Witness to this tumultuous arrival is Blanca, the ghost of a teenage girl who has been at the monastery for over three hundred years. Blanca’s was a life cut short and she is outraged. Having lived in a world full, according to her mother, of ‘beautiful men’, she has found that in death it is the women she falls for, their beauty she cannot turn away from, and it is the women and girls who, over her centuries in the village and at the monastery, she has sought to protect from the attentions of men with what little power she has. And then George Sand arrives, this beautiful woman in a man’s clothes, and Blanca is in love.
But the rest of the village is suspicious of the newcomers, and as winter sets in, as George tries to keep her family and herself from falling apart, as Chopin writes prelude after prelude in despair on his tuneless piano, their stay looks likely to end in disaster...
Nell Stevens, Briefly, A Delicious Life (Picador, Pan MacMillan)
Nell Stevens writes memoir and fiction. She is the author of Bleaker House and Mrs Gaskell and Me, which won the 2019 Somerset Maugham Award.
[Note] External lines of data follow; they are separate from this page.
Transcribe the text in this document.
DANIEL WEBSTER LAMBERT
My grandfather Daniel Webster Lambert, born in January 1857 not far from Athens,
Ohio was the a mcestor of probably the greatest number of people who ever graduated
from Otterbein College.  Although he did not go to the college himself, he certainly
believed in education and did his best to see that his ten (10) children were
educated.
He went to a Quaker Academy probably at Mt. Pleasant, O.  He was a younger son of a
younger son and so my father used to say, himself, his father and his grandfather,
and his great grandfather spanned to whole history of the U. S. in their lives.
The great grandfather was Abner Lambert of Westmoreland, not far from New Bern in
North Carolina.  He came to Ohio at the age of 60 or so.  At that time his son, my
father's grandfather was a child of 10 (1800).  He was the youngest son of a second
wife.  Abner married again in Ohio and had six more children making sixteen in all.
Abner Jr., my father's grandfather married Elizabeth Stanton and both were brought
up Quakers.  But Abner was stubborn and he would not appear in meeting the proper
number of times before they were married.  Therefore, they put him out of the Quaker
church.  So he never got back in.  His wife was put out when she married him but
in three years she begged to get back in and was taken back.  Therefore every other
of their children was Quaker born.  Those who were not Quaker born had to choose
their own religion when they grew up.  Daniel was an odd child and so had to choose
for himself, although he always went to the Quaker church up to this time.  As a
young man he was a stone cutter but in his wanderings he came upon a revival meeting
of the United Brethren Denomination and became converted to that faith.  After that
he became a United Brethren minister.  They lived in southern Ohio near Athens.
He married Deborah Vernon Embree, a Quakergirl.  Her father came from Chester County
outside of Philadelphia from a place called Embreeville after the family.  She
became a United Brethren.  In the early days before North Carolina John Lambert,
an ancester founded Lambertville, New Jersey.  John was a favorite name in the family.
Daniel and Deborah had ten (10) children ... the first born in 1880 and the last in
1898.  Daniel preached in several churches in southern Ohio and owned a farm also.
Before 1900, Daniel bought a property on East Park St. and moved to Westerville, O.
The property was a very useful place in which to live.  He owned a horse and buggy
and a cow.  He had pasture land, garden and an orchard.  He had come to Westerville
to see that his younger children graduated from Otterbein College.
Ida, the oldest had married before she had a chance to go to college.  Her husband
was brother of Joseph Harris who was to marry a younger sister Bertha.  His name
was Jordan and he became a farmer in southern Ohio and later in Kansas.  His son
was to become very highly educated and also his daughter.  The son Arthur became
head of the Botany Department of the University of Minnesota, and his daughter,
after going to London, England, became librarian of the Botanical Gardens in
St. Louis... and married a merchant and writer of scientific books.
She was shortlisted for the 2018 BBC National Short Story Award. Her writing has been published in The New York Times, Vogue, The Paris Review, The New York Review of Books, The Guardian, Granta, and elsewhere. Nell is an Assistant Professor in creative writing at the University of Warwick. Briefly, A Delicious Life is her debut novel.
Twitter: @nellstevens
[Photo credit: Juliana Johnston]
No Land to Light On by Yara Zgheib (Atlantic Books [Allen & Unwin])
Boston, 2017: When Hadi returns to his heavily pregnant partner Sama after a trip to Jordan to bury his father, he is stopped at border control - a hostile new immigration law has just been enacted - while she awaits him on the other side.
Worlds apart, suspended between hope and disillusion as hours become days become weeks, Sama and Hadi yearn for a way back to each other, and to the life they'd dreamed up together. But does that life exist any more, or was it only an illusion?
Achingly intimate yet poignantly universal, No Land to Light On is the story of a family caught up in forces beyond their control, fighting for the freedom and home they found in one another.
Yara Zgheib, No Land to Light On, (Atlantic Books [Allen & Unwin])
Yara Zgheib is the author of the critically acclaimed The Girls at 17 Swann Street, which was a People pick for best new books and received rave reviews from The New York Times Book Review, Publishers Weekly, Kirkus Reviews, Booklist, and Bustle.
She is a Fulbright scholar with a master's degree in security studies from Georgetown University and a PhD in international affairs in diplomacy from Centre d' Études Diplomatiques et Stratégiques in Paris.